The Way Back

by Alan Rapp on March 5, 2020

in Movie Reviews 

  • Title: The Way Back
  • IMDb: link

The Way Back movie reviewThe simplest way to describe The Way Back would be if a Hallmark movie and a sports movie had a baby. Pulling from two separate genres, the film from director Gavin O’Connor doesn’t have to strain too hard as it uses the basic tropes of each as a crutch for much of its running time. The film introduces us to former star basketball player Jack Cunningham (Ben Affleck) who is lured out of his alcoholic haze by his old Catholic high school in need of an emergency replacement for their down-on-their-luck basketball team. Apparently the need for a coach was dire enough that Cunningham being well-known as the local slush wasn’t enough to immediately eliminate him from contention.

At first reluctant to take the job, Cunningham accepts the added responsibility and stress while dealing with a serious drinking problem, a broken marriage, and recent tragedy in his family. If Affleck’s character was a song, it would be a country song. As for his team, it’s the expected motley group of kids smaller and less athletically gifted than most of their competition, but when both the coach and players buy-in and put their noses to the grindstone… well, you know the rest.

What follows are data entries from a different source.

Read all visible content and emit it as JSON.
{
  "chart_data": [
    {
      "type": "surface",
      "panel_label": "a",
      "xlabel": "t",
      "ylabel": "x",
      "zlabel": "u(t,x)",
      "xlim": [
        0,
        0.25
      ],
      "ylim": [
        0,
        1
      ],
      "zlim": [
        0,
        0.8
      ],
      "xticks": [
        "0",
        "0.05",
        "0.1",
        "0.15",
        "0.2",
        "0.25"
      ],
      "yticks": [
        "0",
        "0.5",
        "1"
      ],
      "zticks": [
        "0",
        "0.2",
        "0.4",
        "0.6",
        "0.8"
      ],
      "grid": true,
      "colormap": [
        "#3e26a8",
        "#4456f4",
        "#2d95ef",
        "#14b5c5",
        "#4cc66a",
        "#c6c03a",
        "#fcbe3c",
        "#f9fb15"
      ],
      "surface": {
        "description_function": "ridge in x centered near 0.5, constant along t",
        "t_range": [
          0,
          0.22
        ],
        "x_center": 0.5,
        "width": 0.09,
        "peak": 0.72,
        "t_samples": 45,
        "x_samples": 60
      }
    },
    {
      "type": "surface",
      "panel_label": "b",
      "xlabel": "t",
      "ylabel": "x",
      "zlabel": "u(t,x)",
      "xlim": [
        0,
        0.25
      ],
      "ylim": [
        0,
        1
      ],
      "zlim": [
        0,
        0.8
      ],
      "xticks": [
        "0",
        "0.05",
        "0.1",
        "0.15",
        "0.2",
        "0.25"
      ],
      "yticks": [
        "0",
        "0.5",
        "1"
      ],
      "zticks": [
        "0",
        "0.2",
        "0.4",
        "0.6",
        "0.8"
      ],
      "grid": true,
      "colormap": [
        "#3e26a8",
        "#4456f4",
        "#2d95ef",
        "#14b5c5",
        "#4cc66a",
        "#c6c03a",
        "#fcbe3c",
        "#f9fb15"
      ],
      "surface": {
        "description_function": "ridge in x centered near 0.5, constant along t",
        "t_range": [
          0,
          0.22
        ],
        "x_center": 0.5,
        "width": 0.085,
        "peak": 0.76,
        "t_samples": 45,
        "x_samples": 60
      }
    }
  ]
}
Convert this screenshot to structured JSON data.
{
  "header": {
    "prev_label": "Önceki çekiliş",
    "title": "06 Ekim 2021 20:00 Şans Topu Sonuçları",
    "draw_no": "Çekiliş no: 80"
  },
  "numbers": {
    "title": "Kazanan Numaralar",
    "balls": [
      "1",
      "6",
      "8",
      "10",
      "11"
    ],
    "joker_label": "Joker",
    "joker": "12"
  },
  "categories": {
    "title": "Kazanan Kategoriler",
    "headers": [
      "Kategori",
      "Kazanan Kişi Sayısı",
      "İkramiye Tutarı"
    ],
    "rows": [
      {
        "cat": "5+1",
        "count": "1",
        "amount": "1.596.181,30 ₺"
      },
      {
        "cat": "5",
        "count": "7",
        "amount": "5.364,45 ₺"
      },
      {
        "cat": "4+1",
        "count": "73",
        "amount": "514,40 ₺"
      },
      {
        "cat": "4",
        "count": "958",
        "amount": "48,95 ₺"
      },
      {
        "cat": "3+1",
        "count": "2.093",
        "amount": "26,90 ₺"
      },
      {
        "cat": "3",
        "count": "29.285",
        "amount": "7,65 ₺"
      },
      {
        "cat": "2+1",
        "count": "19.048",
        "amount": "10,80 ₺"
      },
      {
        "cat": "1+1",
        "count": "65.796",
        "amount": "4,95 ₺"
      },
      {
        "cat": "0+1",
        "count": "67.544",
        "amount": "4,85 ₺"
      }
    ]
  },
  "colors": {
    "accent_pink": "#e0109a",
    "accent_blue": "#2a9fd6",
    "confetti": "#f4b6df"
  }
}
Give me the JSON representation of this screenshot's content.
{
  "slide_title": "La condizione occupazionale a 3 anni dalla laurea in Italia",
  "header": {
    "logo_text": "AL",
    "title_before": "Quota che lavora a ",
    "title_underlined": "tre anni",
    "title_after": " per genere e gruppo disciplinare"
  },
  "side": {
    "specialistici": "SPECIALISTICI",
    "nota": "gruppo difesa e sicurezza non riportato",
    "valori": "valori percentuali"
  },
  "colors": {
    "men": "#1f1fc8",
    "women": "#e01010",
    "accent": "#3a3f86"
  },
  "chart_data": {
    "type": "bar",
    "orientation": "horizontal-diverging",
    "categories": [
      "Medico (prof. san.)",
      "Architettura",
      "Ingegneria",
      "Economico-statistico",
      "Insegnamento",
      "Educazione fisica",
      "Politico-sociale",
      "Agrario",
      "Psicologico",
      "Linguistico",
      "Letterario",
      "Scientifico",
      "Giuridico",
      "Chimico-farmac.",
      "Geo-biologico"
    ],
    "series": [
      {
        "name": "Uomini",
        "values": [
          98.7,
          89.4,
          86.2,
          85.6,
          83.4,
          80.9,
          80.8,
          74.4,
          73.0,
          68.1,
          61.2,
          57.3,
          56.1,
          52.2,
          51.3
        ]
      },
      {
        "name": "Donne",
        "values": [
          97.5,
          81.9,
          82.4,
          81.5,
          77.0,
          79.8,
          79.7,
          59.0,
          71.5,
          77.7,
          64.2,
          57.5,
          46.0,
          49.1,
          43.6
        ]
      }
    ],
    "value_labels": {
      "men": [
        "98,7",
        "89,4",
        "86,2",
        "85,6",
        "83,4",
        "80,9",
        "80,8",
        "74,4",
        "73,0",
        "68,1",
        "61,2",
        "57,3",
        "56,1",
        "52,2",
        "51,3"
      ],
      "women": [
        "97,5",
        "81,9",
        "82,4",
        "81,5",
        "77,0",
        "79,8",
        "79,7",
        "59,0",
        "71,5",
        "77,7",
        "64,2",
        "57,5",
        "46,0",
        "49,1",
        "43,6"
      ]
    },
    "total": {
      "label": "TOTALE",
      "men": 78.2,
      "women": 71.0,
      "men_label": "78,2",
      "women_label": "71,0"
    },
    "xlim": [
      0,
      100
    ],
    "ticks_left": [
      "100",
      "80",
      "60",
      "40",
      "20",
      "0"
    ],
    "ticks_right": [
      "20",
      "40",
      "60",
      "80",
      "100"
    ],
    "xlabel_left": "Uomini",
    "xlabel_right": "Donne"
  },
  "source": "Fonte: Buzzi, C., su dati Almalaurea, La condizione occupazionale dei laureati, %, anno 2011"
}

Just as the sports thread of the story plays to type, so does the story of a broken man on his way to the bottom before finding understanding and a bit of salvation. The script by O’Connor and Brad Ingelsby works overtime to not color outside the lines of well-established themes, but the film does offer its share of enjoyable moments such as the running gags of Cunningham’s inability to control his language on the court, much to the dismay of the team’s spiritual advisor (Jeremy Radin), and one of his players (Will Ropp) putting moves on the cheerleader of the moment. While earning far-less screentime than Affleck, Janina Gavankar steals a few scenes as Cunningham’s estranged wife as the reasons for their rocky relationship are revealed. Affleck and Gavankar help elevate what could have easily been a movie of the week into something with a bit more substance even if the film is lacking in other areas.